Er blickte langsam runter und was er sah, beängstigte ihn nicht im Geringsten, im Gegenteil, es erfüllte ihn mit einer sonderbaren, doch nicht unangenehmen Ruhe. Die Gewissheit, dass er das Unvermeidbare tat, umfing ihn und verstärkte seine Ruhe.

Das Schicksal. Ein mächtiger Begriff. Für viele ein Rätsel, doch für ihn gab es nichts zu rätseln. Ihm war klar, dass alles was geschah, schon prädestiniert war und ihn in keiner Weise eine Schuld traf. Was er nun tut, musste getan werden, denn er hatte keine Wahl. Sie wurde für ihn schon von jemand anderem getroffen. Das Schicksal. Ein mächtiger Begriff.

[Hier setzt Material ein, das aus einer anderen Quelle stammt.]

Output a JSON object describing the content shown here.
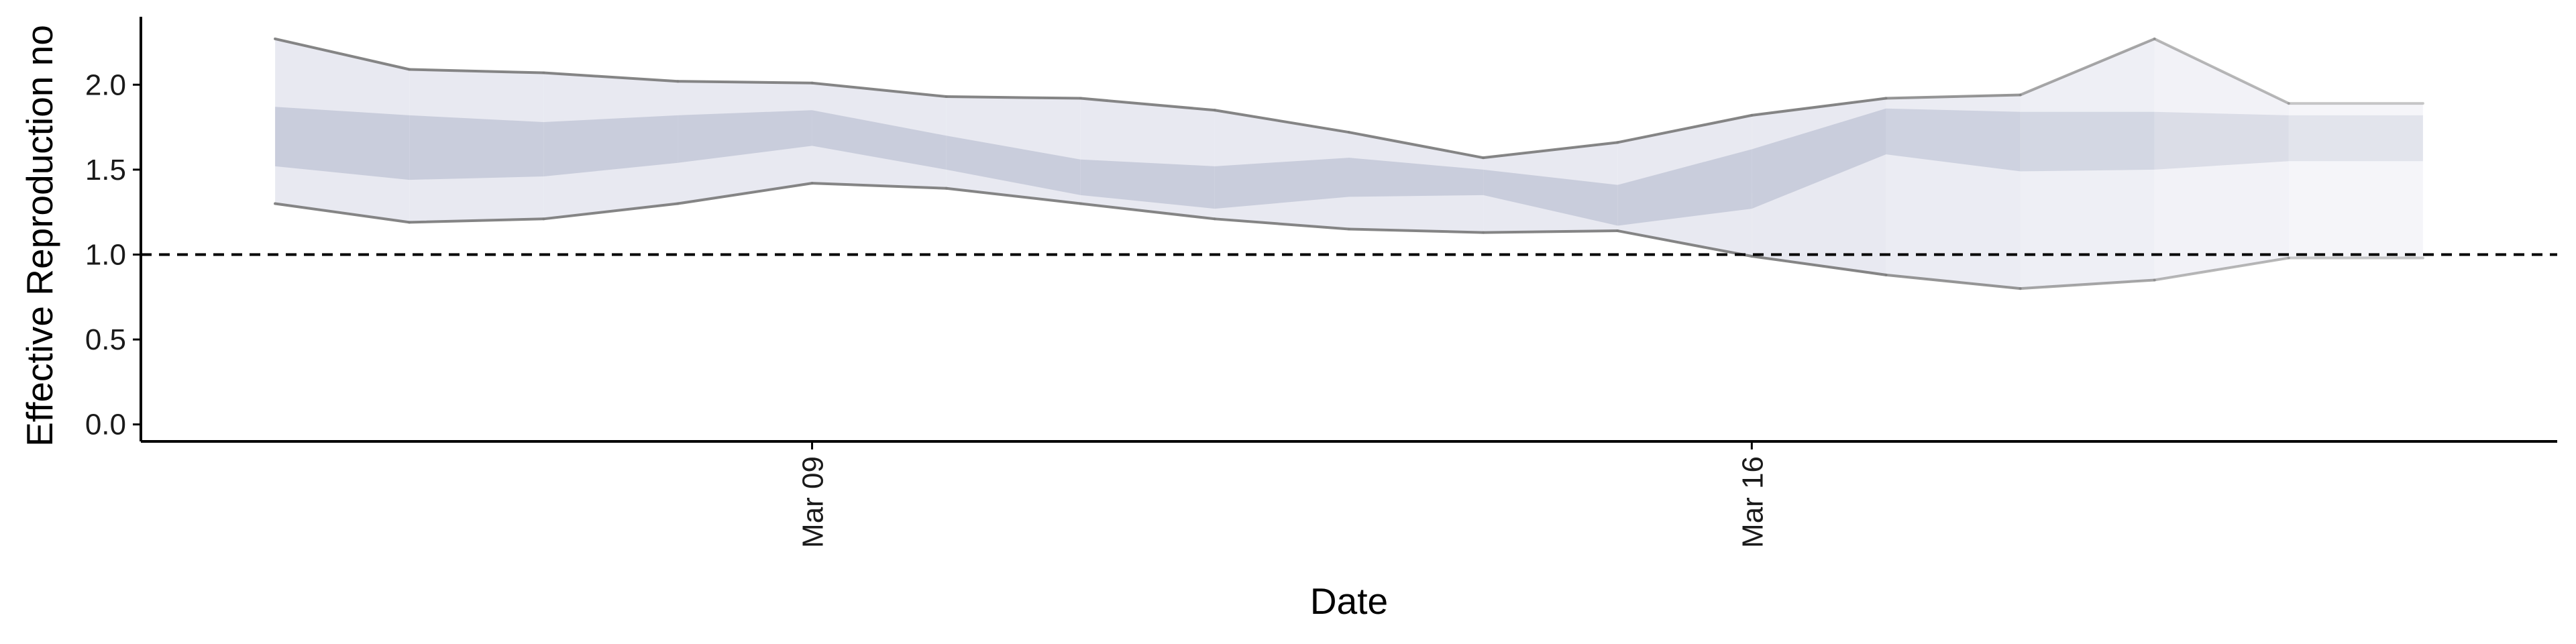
{
  "chart_data": {
    "type": "area",
    "title": "",
    "xlabel": "Date",
    "ylabel": "Effective Reproduction no",
    "xlim": [
      "2020-03-04",
      "2020-03-22"
    ],
    "ylim": [
      -0.1,
      2.4
    ],
    "grid": false,
    "legend": "none",
    "x_ticks": [
      {
        "date": "2020-03-09",
        "label": "Mar 09"
      },
      {
        "date": "2020-03-16",
        "label": "Mar 16"
      }
    ],
    "y_ticks": [
      0.0,
      0.5,
      1.0,
      1.5,
      2.0
    ],
    "y_tick_labels": [
      "0.0",
      "0.5",
      "1.0",
      "1.5",
      "2.0"
    ],
    "reference_line": {
      "y": 1.0,
      "style": "dashed"
    },
    "dates": [
      "2020-03-05",
      "2020-03-06",
      "2020-03-07",
      "2020-03-08",
      "2020-03-09",
      "2020-03-10",
      "2020-03-11",
      "2020-03-12",
      "2020-03-13",
      "2020-03-14",
      "2020-03-15",
      "2020-03-16",
      "2020-03-17",
      "2020-03-18",
      "2020-03-19",
      "2020-03-20",
      "2020-03-21"
    ],
    "series": [
      {
        "values": [
          2.27,
          2.09,
          2.07,
          2.02,
          2.01,
          1.93,
          1.92,
          1.85,
          1.72,
          1.57,
          1.66,
          1.82,
          1.92,
          1.94,
          2.27,
          1.89,
          1.89
        ],
        "band_role": "outer_upper"
      },
      {
        "values": [
          1.3,
          1.19,
          1.21,
          1.3,
          1.42,
          1.39,
          1.3,
          1.21,
          1.15,
          1.13,
          1.14,
          0.99,
          0.88,
          0.8,
          0.85,
          0.98,
          0.98
        ],
        "band_role": "outer_lower"
      },
      {
        "values": [
          1.87,
          1.82,
          1.78,
          1.82,
          1.85,
          1.7,
          1.56,
          1.52,
          1.57,
          1.5,
          1.41,
          1.62,
          1.86,
          1.84,
          1.84,
          1.82,
          1.82
        ],
        "band_role": "inner_upper"
      },
      {
        "values": [
          1.52,
          1.44,
          1.46,
          1.54,
          1.64,
          1.5,
          1.35,
          1.27,
          1.34,
          1.35,
          1.17,
          1.27,
          1.59,
          1.49,
          1.5,
          1.55,
          1.55
        ],
        "band_role": "inner_lower"
      }
    ],
    "colors": {
      "outer_band": "#e8e9f1",
      "inner_band": "#c5cad9",
      "bound_line": "#7e7e7e",
      "reference_line": "#000000",
      "axis": "#000000"
    },
    "fade_start_index": 12
  }
}
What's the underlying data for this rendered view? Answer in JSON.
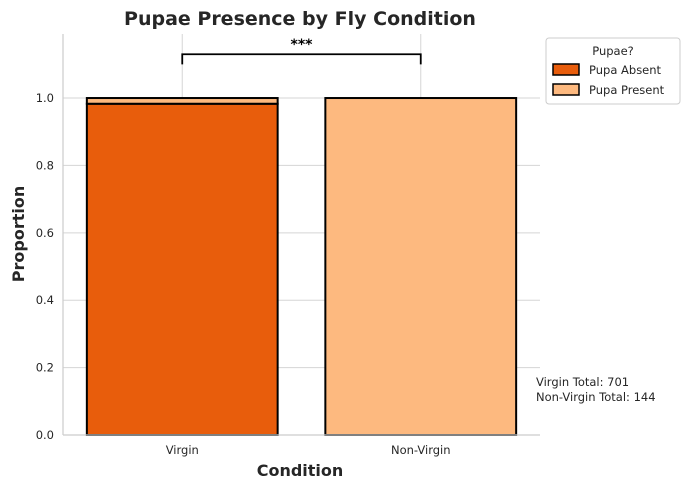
{
  "chart_data": {
    "type": "bar",
    "stacked": true,
    "title": "Pupae Presence by Fly Condition",
    "xlabel": "Condition",
    "ylabel": "Proportion",
    "categories": [
      "Virgin",
      "Non-Virgin"
    ],
    "series": [
      {
        "name": "Pupa Absent",
        "color": "#e85d0c",
        "values": [
          0.983,
          0.0
        ]
      },
      {
        "name": "Pupa Present",
        "color": "#fdb97f",
        "values": [
          0.017,
          1.0
        ]
      }
    ],
    "ylim": [
      0,
      1.19
    ],
    "yticks": [
      "0.0",
      "0.2",
      "0.4",
      "0.6",
      "0.8",
      "1.0"
    ],
    "grid": true,
    "legend": {
      "title": "Pupae?",
      "placement": "outside-top-right"
    },
    "significance": {
      "label": "***",
      "between": [
        "Virgin",
        "Non-Virgin"
      ]
    },
    "annotations": [
      "Virgin Total: 701",
      "Non-Virgin Total: 144"
    ]
  }
}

Nun richtete er seinen Blick wieder nach oben und es wurde ihm bewusst, dass er dieses Bild wohl nur noch ein letztes Mal sehen würde: Die New Yorker Skyline in der Abenddämmerung. Im Normalfall würde es einem den Atem rauben, doch er war zu angespannt sich seinem Schicksal zu fügen. Er schaute umher und atmete tief durch, wobei er sich auch vorsichtig über die Schulter schaute. Etwas, was er sich geschworen hatte nicht zu tun, weil er wusste, dass dies Schwäche in ihm hervorrufen würde. Ein Blick durch sein so vertrautes Büro… und für einen ganz flüchtigen Moment wollte er vom Fenster runter steigen. Doch er behielt die Kontrolle, indem er sich von den negativen Emotionen durchfließen ließ, die sich wie bei einem Staudamm in ihm aufstauten. Er wollte dem Ganzen ein für alle Mal ein Ende setzen. Es war besser so. Für alle. Nach einem kurzen Durchatmen wandte er sich wieder der scheinbar so friedlichen Stadt zu. Dann sprang er.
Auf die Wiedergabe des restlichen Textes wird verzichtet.